Lillian Thomson
Hall of Fame Member
From a quality of cricket point of view that's true, but it misses most of the point of the plot. Botham was having a hard time as captain. How a good a captain he might have been we'll never know as he was thrown in against the West Indies home and away and lost both series, as any captain would have. It also seemed to affect his performances. The First Test was lost in 81 and the second drawn after which he resigned about 10 seconds before he was due to be sacked. There's the famous (almost infamous) moment at Lords where he got a pair and as he walked off the members ignored him completely. Botham himself tells of how they were reading papers and doing up their shoe laces and just generally deliberately not acknowledging him. He says he never raised his bat to them again in the future, but I'm not convinced about that. The cricket in the next three Tests was completely freakish. Certainly not high quality, in fact much of it pretty poor. Much of the story is behind the scenes stuff with the Botham turmoil, the checking out of the hotel, the Marsh and Lillee 500-1 bets against their own team. If you reduce the 81 series to a Botham slog and Willis spell at Headingley, a Botham spell at Edgbaston and innings at Old Trafford I guess it wasn't that great.At the time, I managed to miss all the best bits of 1981 as my travels around Europe started on the rest day of the Leeds test and ended after the Manchester one.
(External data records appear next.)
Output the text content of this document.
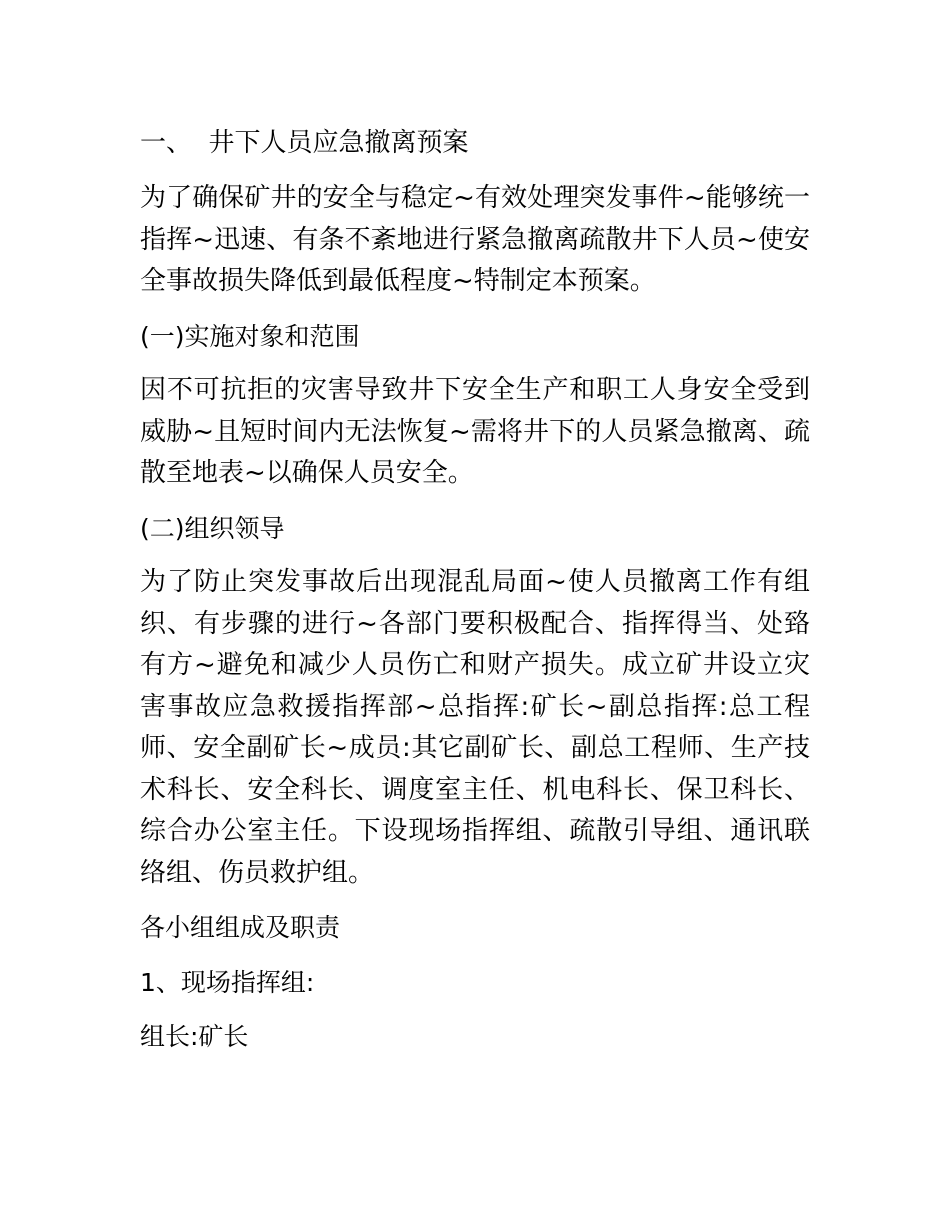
一、  井下人员应急撤离预案
为了确保矿井的安全与稳定~有效处理突发事件~能够统一指挥~迅速、有条不紊地进行紧急撤离疏散井下人员~使安全事故损失降低到最低程度~特制定本预案。
(一)实施对象和范围
因不可抗拒的灾害导致井下安全生产和职工人身安全受到威胁~且短时间内无法恢复~需将井下的人员紧急撤离、疏散至地表~以确保人员安全。
(二)组织领导
为了防止突发事故后出现混乱局面~使人员撤离工作有组织、有步骤的进行~各部门要积极配合、指挥得当、处臵有方~避免和减少人员伤亡和财产损失。成立矿井设立灾害事故应急救援指挥部~总指挥:矿长~副总指挥:总工程师、安全副矿长~成员:其它副矿长、副总工程师、生产技术科长、安全科长、调度室主任、机电科长、保卫科长、综合办公室主任。下设现场指挥组、疏散引导组、通讯联络组、伤员救护组。
各小组组成及职责
1、现场指挥组:
组长:矿长
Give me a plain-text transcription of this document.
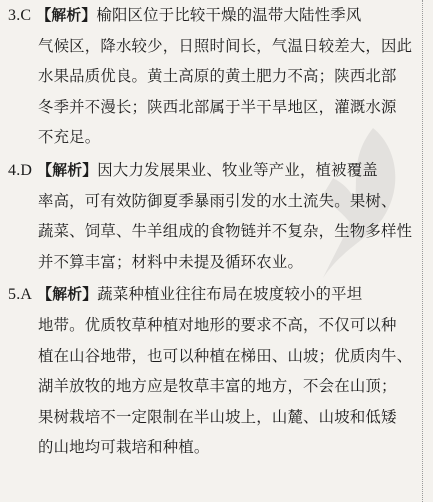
3.C 【解析】榆阳区位于比较干燥的温带大陆性季风
气候区，降水较少，日照时间长，气温日较差大，因此
水果品质优良。黄土高原的黄土肥力不高；陕西北部
冬季并不漫长；陕西北部属于半干旱地区，灌溉水源
不充足。
4.D 【解析】因大力发展果业、牧业等产业，植被覆盖
率高，可有效防御夏季暴雨引发的水土流失。果树、
蔬菜、饲草、牛羊组成的食物链并不复杂，生物多样性
并不算丰富；材料中未提及循环农业。
5.A 【解析】蔬菜种植业往往布局在坡度较小的平坦
地带。优质牧草种植对地形的要求不高，不仅可以种
植在山谷地带，也可以种植在梯田、山坡；优质肉牛、
湖羊放牧的地方应是牧草丰富的地方，不会在山顶；
果树栽培不一定限制在半山坡上，山麓、山坡和低矮
的山地均可栽培和种植。
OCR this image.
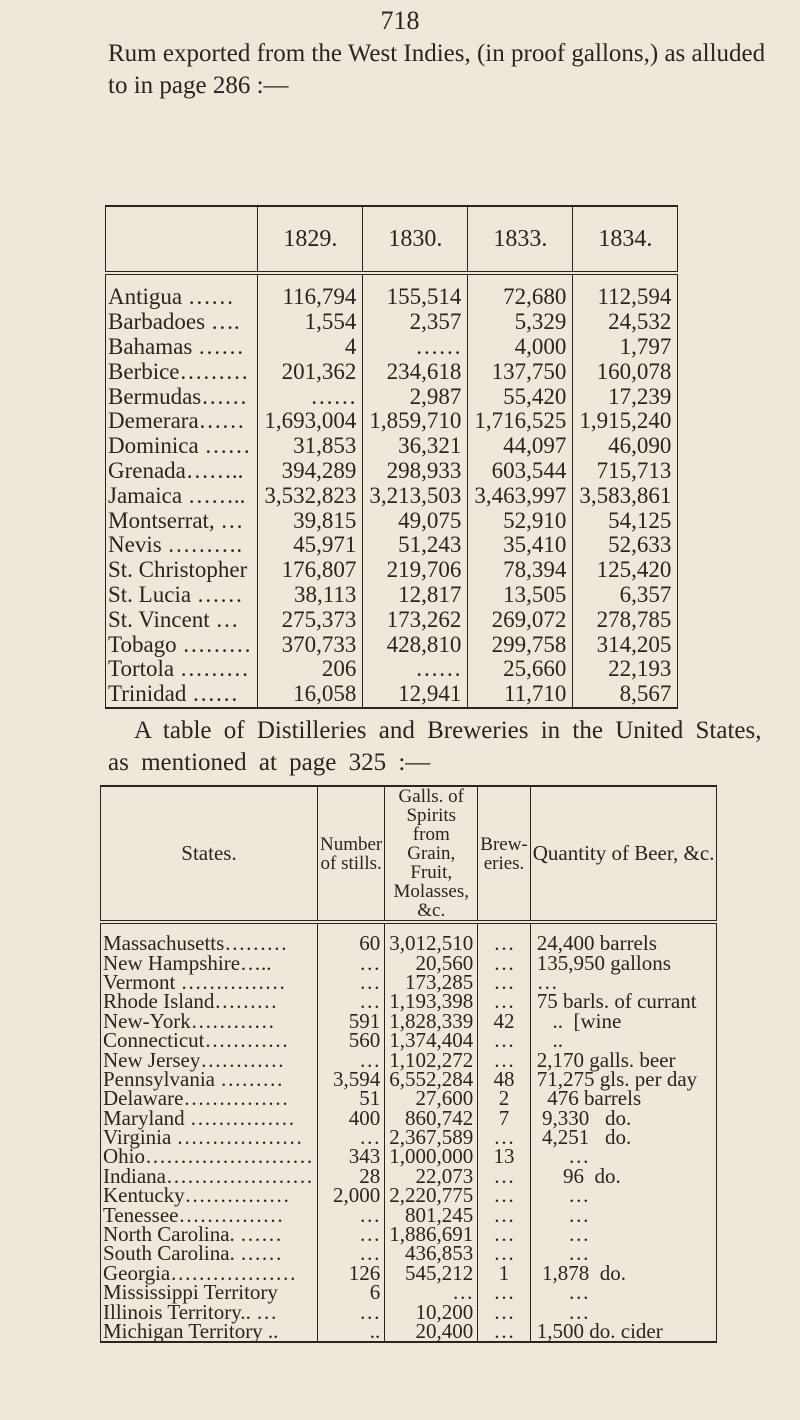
718
Rum exported from the West Indies, (in proof gallons,) as alluded to in page 286 :—
	1829.	1830.	1833.	1834.
Antigua ……	116,794	155,514	72,680	112,594
Barbadoes ….	1,554	2,357	5,329	24,532
Bahamas ……	4	……	4,000	1,797
Berbice………	201,362	234,618	137,750	160,078
Bermudas……	……	2,987	55,420	17,239
Demerara……	1,693,004	1,859,710	1,716,525	1,915,240
Dominica ……	31,853	36,321	44,097	46,090
Grenada……..	394,289	298,933	603,544	715,713
Jamaica ……..	3,532,823	3,213,503	3,463,997	3,583,861
Montserrat, …	39,815	49,075	52,910	54,125
Nevis ……….	45,971	51,243	35,410	52,633
St. Christopher	176,807	219,706	78,394	125,420
St. Lucia ……	38,113	12,817	13,505	6,357
St. Vincent …	275,373	173,262	269,072	278,785
Tobago ………	370,733	428,810	299,758	314,205
Tortola ………	206	……	25,660	22,193
Trinidad ……	16,058	12,941	11,710	8,567
A table of Distilleries and Breweries in the United States, as mentioned at page 325 :—
States.	Number of stills.	Galls. of Spirits from Grain, Fruit, Molasses, &c.	Brew-eries.	Quantity of Beer, &c.
Massachusetts………	60	3,012,510	…	24,400 barrels
New Hampshire…..	…	20,560	…	135,950 gallons
Vermont ……………	…	173,285	…	…
Rhode Island………	…	1,193,398	…	75 barls. of currant
New-York…………	591	1,828,339	42	..  [wine
Connecticut…………	560	1,374,404	…	..
New Jersey…………	…	1,102,272	…	2,170 galls. beer
Pennsylvania ………	3,594	6,552,284	48	71,275 gls. per day
Delaware……………	51	27,600	2	476 barrels
Maryland ……………	400	860,742	7	9,330   do.
Virginia ………………	…	2,367,589	…	4,251   do.
Ohio……………………	343	1,000,000	13	…
Indiana…………………	28	22,073	…	96  do.
Kentucky……………	2,000	2,220,775	…	…
Tenessee……………	…	801,245	…	…
North Carolina. ……	…	1,886,691	…	…
South Carolina. ……	…	436,853	…	…
Georgia………………	126	545,212	1	1,878  do.
Mississippi Territory	6	…	…	…
Illinois Territory.. …	…	10,200	…	…
Michigan Territory ..	..	20,400	…	1,500 do. cider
The only English paper I could find in Zurich was the Financial Times, whose coverage of the 4th day at Leeds was rather brief.
Playing devil's advocate, I have previously argued that although the best bits of that series were extraordinary, they only amounted to about three days in total. The last two and a bit sessions at Leeds, the last couple of sessions at Edgbaston and Botham's innings at Old Trafford. The rest of 1981 wasn't great, whereas nearly all of 2005 was unmissable.